Basisdemokratisches Internet

Ein Lob auf das Internet, das immer deutlicher seine basisdemokratische Facette zeigt. Für das Medien-Opfer Herman kommt der bald darauf in den Medien zu beobachtende Sinneswandel allerdings zu spät. Und eine sachliche Auseinandersetzung mit dem, um was es eigentlich ging, den wertkonservativen Thesen Hermans nämlich, ist nun auch nicht mehr möglich. Ca. 200 einflußmächtige Medienschaffende haben das schnell verhindert. Sie sollten Eva Hermanns altbacken anmutende Mahnung zur „Einkehr“ tatsächlich beherzigen. Aber es war ja schon immer so: Die, die einer bitteren Medizin am meisten bedürfen, verweigern sich ihrer am standhaftesten.

Neuer Faschismus?

Sozialpsychologisch betrachtet ist der Grad der Skandalisierungs- und Erregungsneigung in einer Gesellschaft der eigentliche Gradmesser für das Vorhandensein von subtilem Faschismus in ihr. Und das gilt ganz besonders für Anti-Faschisten. Ob sie nun als Moderatoren im öffentlich-rechtlichen Fernsehen oder pünktlich an jedem 1. Mai als ´schwarzer Block´ ihr Unwesen treiben. Die Skandalisierungsneigung grassiert heutzutage in den Medien als einer elitären „Erregungsgemeinschaft“ (Sloderdyk) in besonderem Maße. Andererseits üben sie ihre Macht häufig auch dadurch aus, dass sie schweigen, vernebeln oder relativieren, wenn begründeter Anlaß zur Empörung bestünde, hierdurch allerdings ihr links-liberales Weltverständnis in Bedrängnis geriete.

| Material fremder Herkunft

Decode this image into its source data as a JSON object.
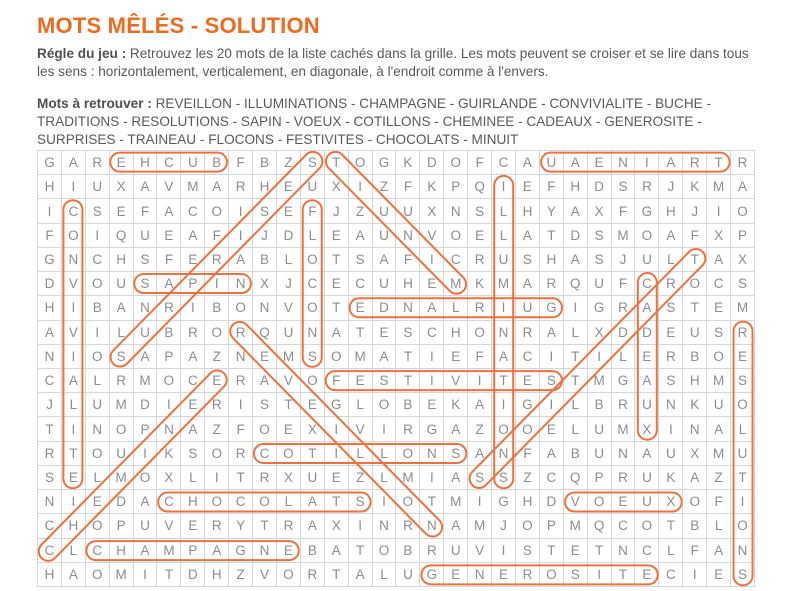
{
  "header": {
    "title": "MOTS MÊLÉS - SOLUTION",
    "rule_label": "Régle du jeu :",
    "rule_text": " Retrouvez les 20 mots de la liste cachés dans la grille. Les mots peuvent se croiser et se lire dans tous les sens : horizontalement, verticalement, en diagonale, à l'endroit comme à l'envers.",
    "words_label": "Mots à retrouver : ",
    "words": [
      "REVEILLON",
      "ILLUMINATIONS",
      "CHAMPAGNE",
      "GUIRLANDE",
      "CONVIVIALITE",
      "BUCHE",
      "TRADITIONS",
      "RESOLUTIONS",
      "SAPIN",
      "VOEUX",
      "COTILLONS",
      "CHEMINEE",
      "CADEAUX",
      "GENEROSITE",
      "SURPRISES",
      "TRAINEAU",
      "FLOCONS",
      "FESTIVITES",
      "CHOCOLATS",
      "MINUIT"
    ],
    "words_separator": " - "
  },
  "colors": {
    "accent": "#ED6B1E",
    "body_text": "#58595b",
    "grid_letter": "#8c8d8f",
    "grid_line": "#d6d6d6",
    "oval_stroke": "#ED7140"
  },
  "grid": {
    "rows": 18,
    "cols": 30,
    "letters": [
      "GAREHCUBFBZSTOGKDOFCAUAENIARTR",
      "HIUXAVMARHEUXIZFKPQIEFHDSRJKMA",
      "ICSEFACOISEFJZUUXNSLHYAXFGHJIO",
      "FOIQUEAFIJDLEAUNVOELATDSMOAFXP",
      "GNCHSFERABLOTSAFICRUSHASJULTAX",
      "DVOUSAPINXJCECUHEMKMARQUFCROCS",
      "HIBANRIBONVOTEDNALRIUGIGRASTEM",
      "AVILUBRORQUNATESCHONRALXDDEUSR",
      "NIOSAPAZNEMSOMATIEFACITILERBOE",
      "CALRMOCERAVOFESTIVITESTMGASHMS",
      "JLUMDIERISTEGLOBEKAIGILBRUNKUO",
      "TINOPNAZFOEXIVIRGAZOOELUMXINAL",
      "RTOUIKSORCOTILLONSANFABUNAUXMU",
      "SELMOXLITRXUEZLMIASSZCQPRUKAZT",
      "NIEDACHOCOLATSIOTMIGHDVOEUXOFI",
      "CHOPUVERYTRAXINRNAMJOPMQCOTBLO",
      "CLCHAMPAGNEBATOBRUVISTETNCLFAN",
      "HAOMITDHZVORTALUGENEROSITECIES"
    ]
  },
  "solutions": [
    {
      "word": "BUCHE",
      "from": [
        1,
        4
      ],
      "to": [
        1,
        8
      ]
    },
    {
      "word": "TRAINEAU",
      "from": [
        1,
        22
      ],
      "to": [
        1,
        29
      ]
    },
    {
      "word": "MINUIT",
      "from": [
        1,
        13
      ],
      "to": [
        6,
        18
      ]
    },
    {
      "word": "SURPRISES",
      "from": [
        1,
        12
      ],
      "to": [
        9,
        4
      ]
    },
    {
      "word": "CONVIVIALITE",
      "from": [
        3,
        2
      ],
      "to": [
        14,
        2
      ]
    },
    {
      "word": "ILLUMINATIONS",
      "from": [
        2,
        20
      ],
      "to": [
        14,
        20
      ]
    },
    {
      "word": "FLOCONS",
      "from": [
        3,
        12
      ],
      "to": [
        9,
        12
      ]
    },
    {
      "word": "SAPIN",
      "from": [
        6,
        5
      ],
      "to": [
        6,
        9
      ]
    },
    {
      "word": "GUIRLANDE",
      "from": [
        7,
        14
      ],
      "to": [
        7,
        22
      ]
    },
    {
      "word": "TRADITIONS",
      "from": [
        5,
        28
      ],
      "to": [
        14,
        19
      ]
    },
    {
      "word": "CADEAUX",
      "from": [
        6,
        26
      ],
      "to": [
        12,
        26
      ]
    },
    {
      "word": "RESOLUTIONS",
      "from": [
        8,
        30
      ],
      "to": [
        18,
        30
      ]
    },
    {
      "word": "REVEILLON",
      "from": [
        8,
        9
      ],
      "to": [
        16,
        17
      ]
    },
    {
      "word": "CHEMINEE",
      "from": [
        10,
        8
      ],
      "to": [
        17,
        1
      ]
    },
    {
      "word": "FESTIVITES",
      "from": [
        10,
        13
      ],
      "to": [
        10,
        22
      ]
    },
    {
      "word": "COTILLONS",
      "from": [
        13,
        10
      ],
      "to": [
        13,
        18
      ]
    },
    {
      "word": "CHOCOLATS",
      "from": [
        15,
        6
      ],
      "to": [
        15,
        14
      ]
    },
    {
      "word": "VOEUX",
      "from": [
        15,
        23
      ],
      "to": [
        15,
        27
      ]
    },
    {
      "word": "CHAMPAGNE",
      "from": [
        17,
        3
      ],
      "to": [
        17,
        11
      ]
    },
    {
      "word": "GENEROSITE",
      "from": [
        18,
        17
      ],
      "to": [
        18,
        26
      ]
    }
  ]
}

Es bleibt Hoffnung, dass die Zeit nach dem kernerschen Hexen-Tribunal nicht mehr die gleiche ist wie vorher. Und dass man sich noch lange an die geistlosen sonstigen Teilnehmer dieses Tribunals erinnert: Künstler und Komödianten, die unbeabsichtigt vorgeführt wurden in ihrer intellektuellen und politischen Unbedarftheit; vor allem aber in ihrer Charakter- und Rückgratlosigkeit, die ihren von Berufs wegen zur Schau getragenen Eigenschaften so gar nicht entspricht.